Devant la Knesset lundi, le président français a voulu éviter de donner l’impression de tenir deux discours de chaque côté du « mur de sécurité » construit par Israël – il s’était rendu à Ramallah quelques heures plus tôt pour y rencontrer le président de l’Autorité palestinienne Mahmoud Abbas. Mais il a été moins précis que Nicolas Sarkozy. À aucun moment sur le sol israélien, François Hollande n’a mentionné les frontières de 1967 comme base de la négociation – il n’en a parlé qu’à la Mouquataa, siège de l’Autorité palestinienne. Sarkozy, lui, avait dit devant les parlementaires israéliens : « Il ne peut y avoir de paix sans une frontière négociée sur la base de la ligne de 1967 et des échanges de territoires. »
Durant ses deux jours de visite, dimanche et lundi, Hollande n’a pas davantage dénoncé la détérioration constante des conditions de vie des Palestiniens. Son prédécesseur avait affirmé en 2008 : « Il ne peut y avoir de paix si les Palestiniens ne combattent pas eux-mêmes le terrorisme. (…) Mais pas de paix non plus, permettez de le dire, si les Palestiniens sont empêchés de circuler ou de vivre sur leur territoire. » À l’inverse, Hollande s’est rendu à Ramallah, ce que Sarkozy avait soigneusement évité de faire.

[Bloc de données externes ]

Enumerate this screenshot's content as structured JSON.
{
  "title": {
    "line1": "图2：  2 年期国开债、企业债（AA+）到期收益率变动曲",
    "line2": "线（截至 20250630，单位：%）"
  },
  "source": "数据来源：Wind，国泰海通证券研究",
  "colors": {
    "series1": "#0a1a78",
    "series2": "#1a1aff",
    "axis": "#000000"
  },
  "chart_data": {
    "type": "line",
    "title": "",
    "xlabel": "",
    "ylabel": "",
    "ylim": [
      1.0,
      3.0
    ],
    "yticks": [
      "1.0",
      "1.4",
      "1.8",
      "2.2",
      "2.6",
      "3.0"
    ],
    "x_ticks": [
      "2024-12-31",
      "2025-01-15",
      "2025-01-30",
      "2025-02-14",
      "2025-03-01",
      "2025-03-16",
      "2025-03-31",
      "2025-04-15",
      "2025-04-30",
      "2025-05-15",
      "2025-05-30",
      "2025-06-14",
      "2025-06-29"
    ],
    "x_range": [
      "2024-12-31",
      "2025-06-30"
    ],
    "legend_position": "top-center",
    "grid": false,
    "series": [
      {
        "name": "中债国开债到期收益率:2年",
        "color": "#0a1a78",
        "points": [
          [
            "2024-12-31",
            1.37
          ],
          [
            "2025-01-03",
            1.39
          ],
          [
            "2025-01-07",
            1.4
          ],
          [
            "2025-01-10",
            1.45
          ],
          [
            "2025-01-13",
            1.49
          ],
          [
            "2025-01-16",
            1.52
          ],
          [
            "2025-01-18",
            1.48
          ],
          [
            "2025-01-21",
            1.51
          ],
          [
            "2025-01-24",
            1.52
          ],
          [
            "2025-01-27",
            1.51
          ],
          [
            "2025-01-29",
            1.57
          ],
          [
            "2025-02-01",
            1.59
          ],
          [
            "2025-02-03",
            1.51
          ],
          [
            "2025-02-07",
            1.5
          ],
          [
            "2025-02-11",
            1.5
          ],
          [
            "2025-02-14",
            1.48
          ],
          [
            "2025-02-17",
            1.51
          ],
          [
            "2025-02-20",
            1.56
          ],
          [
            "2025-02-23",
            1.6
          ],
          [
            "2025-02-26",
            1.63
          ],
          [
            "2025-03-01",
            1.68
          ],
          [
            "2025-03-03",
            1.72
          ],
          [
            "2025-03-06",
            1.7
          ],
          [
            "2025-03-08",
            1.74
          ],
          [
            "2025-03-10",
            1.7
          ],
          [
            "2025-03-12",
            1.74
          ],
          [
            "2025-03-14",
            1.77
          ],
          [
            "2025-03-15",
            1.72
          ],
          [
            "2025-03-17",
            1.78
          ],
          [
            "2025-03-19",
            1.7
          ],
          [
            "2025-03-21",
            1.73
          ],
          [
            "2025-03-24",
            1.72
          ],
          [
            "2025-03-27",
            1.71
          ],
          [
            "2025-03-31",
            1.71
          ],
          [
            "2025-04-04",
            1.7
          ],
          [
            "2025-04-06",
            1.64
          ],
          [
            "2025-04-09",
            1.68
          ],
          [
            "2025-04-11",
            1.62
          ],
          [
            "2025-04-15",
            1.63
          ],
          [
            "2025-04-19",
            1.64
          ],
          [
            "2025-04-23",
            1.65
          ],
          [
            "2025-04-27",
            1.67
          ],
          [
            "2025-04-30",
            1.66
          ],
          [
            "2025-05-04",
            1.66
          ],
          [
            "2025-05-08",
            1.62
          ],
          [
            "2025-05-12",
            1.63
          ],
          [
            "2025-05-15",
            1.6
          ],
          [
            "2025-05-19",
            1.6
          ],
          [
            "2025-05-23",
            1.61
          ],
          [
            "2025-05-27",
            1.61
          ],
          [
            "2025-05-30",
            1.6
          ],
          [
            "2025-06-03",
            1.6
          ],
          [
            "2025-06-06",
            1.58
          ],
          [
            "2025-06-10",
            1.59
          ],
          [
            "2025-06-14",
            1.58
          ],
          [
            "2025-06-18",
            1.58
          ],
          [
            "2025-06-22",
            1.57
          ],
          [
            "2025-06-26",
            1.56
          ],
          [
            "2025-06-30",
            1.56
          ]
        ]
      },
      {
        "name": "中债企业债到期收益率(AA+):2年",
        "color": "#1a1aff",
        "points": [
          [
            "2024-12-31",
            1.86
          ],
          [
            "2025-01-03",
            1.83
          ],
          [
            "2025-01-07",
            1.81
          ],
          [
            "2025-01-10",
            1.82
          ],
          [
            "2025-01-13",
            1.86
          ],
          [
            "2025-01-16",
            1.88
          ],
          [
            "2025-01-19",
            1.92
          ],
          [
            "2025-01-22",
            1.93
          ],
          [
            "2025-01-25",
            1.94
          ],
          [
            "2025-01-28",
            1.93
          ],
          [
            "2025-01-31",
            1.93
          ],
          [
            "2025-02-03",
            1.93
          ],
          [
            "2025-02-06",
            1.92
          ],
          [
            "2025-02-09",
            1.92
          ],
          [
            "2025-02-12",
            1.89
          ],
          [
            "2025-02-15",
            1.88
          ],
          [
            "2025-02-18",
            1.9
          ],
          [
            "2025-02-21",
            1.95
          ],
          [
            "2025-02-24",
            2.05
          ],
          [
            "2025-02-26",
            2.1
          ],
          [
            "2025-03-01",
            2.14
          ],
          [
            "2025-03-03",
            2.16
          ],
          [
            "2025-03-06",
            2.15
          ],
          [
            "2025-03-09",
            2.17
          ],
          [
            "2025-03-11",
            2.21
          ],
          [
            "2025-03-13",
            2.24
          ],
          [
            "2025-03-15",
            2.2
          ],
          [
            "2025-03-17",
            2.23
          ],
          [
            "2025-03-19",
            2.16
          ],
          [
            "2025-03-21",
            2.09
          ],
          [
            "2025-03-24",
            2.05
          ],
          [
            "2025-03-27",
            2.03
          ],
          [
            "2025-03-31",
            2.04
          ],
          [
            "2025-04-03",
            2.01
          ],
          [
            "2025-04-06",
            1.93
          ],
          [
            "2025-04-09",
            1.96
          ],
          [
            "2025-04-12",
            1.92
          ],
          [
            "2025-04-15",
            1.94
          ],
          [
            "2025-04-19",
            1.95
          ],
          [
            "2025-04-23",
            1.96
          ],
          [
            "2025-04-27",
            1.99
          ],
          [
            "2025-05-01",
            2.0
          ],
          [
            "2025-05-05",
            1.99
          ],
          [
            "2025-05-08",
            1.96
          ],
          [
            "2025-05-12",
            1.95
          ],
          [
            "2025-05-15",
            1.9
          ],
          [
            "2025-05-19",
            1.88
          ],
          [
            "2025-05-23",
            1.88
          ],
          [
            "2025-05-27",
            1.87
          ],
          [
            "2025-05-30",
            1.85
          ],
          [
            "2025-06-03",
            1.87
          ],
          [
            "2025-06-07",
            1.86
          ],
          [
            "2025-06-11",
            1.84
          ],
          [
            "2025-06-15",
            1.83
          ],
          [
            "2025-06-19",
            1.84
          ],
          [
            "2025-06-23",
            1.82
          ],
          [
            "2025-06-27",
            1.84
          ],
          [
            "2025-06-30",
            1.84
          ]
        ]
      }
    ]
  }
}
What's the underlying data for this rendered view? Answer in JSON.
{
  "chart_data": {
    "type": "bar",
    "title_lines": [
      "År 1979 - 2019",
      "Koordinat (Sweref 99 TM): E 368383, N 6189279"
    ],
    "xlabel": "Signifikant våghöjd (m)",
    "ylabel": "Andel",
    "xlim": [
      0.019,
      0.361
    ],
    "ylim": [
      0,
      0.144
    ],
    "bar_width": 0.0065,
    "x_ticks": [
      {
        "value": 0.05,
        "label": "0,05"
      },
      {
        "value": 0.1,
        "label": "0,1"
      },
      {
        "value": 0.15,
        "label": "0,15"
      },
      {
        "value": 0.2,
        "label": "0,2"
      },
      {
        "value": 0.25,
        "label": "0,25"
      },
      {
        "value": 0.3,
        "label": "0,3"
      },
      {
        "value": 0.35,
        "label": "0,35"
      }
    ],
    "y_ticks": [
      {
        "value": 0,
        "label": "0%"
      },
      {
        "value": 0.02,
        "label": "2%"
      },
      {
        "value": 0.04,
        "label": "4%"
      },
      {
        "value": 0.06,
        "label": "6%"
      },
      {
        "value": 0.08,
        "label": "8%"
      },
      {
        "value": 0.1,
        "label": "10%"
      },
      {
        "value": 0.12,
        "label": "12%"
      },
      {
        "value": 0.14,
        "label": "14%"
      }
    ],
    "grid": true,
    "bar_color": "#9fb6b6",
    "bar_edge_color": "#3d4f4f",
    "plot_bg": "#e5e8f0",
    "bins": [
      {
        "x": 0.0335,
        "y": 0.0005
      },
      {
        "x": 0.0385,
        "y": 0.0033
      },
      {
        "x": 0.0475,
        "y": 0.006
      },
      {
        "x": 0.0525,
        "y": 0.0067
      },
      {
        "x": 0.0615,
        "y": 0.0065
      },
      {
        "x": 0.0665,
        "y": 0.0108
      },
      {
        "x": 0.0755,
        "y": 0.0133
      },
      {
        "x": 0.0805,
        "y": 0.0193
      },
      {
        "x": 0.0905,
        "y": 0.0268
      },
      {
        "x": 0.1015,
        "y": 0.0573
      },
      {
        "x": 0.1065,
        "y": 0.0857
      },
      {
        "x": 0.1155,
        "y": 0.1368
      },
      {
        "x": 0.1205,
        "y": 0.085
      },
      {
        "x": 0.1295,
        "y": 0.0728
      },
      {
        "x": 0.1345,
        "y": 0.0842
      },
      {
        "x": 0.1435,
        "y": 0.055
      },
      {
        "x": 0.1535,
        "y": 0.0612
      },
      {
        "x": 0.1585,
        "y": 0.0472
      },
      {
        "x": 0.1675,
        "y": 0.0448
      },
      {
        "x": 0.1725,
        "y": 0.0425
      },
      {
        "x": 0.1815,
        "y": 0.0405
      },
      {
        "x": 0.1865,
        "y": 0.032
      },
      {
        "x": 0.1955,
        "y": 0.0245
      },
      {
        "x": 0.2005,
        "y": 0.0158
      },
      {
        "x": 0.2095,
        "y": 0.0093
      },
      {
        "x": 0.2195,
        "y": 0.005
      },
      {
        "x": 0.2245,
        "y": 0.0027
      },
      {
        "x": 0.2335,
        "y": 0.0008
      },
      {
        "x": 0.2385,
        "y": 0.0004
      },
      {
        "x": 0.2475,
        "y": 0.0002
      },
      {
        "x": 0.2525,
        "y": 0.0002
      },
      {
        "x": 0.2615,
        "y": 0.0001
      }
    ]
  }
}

Depuis François Mitterrand, tous les présidents français ont eu à cœur de se présenter à la fois comme ami d’Israël et ami de la Palestine. Mais à trop chercher l’équilibre qui lui est si cher, le discours de François Hollande semble dissonant. Car depuis 1982, la situation des Palestiniens s’est considérablement dégradée – le nombre de colons vivant en Cisjordanie dépasse les 300 000 ; le territoire palestinien est découpé en trois zones administratives, dont la plus importante par la surface (la zone C) est de facto sous contrôle israélien, fragmentant les zones palestiniennes qui ne bénéficient d’aucune continuité territoriale ; Jérusalem-Est est elle aussi touchée par la colonisation, au point que le fait qu’elle puisse un jour devenir la capitale de la Palestine semble de plus en plus compromis…
La réalité est de fait tellement déséquilibrée entre les deux parties qu’en appeler en permanence à l’équilibre – comme demander des « gestes forts des deux côtés » – et que jouer le parallélisme jusque dans les formes – Hollande a prononcé quelques mots en hébreu et en arabe, il s’est recueilli devant les tombes de Rabin et d’Arafat – a quelque chose d’absurde. Interrogé à ce sujet à la Mouquataa, aux côtés de Mahmoud Abbas, François Hollande s’en est défendu : « Je ne cherche pas un équilibre, une espèce de parallélisme des formes. Ce que je fais en Palestine, ce que je fais en Israël, c’est être utile. Ce n’est pas simplement évoquer des principes mais être utile. Il ne s’agit pas de faire plus pour les uns ou plus pour les autres, mais de faire plus pour la paix. »
Pour son entourage, Hollande est une nouvelle fois fidèle à son tempérament et à sa pratique politique : pas de coup de menton, pas d’invective publique ni de rapport de force trop évident, mais une négociation patiente et laborieuse. « S’il s’agit de lire la position européenne, ce n’est pas la peine de faire une visite ! Si on est sur notre colline à dire le droit, c’est facile ! Il ne faut pas condamner une des deux parties dans une négociation. Si on veut être écouté, et c’est l’ambition de la France, il y a un certain ton à avoir », s’agace un proche conseiller du président.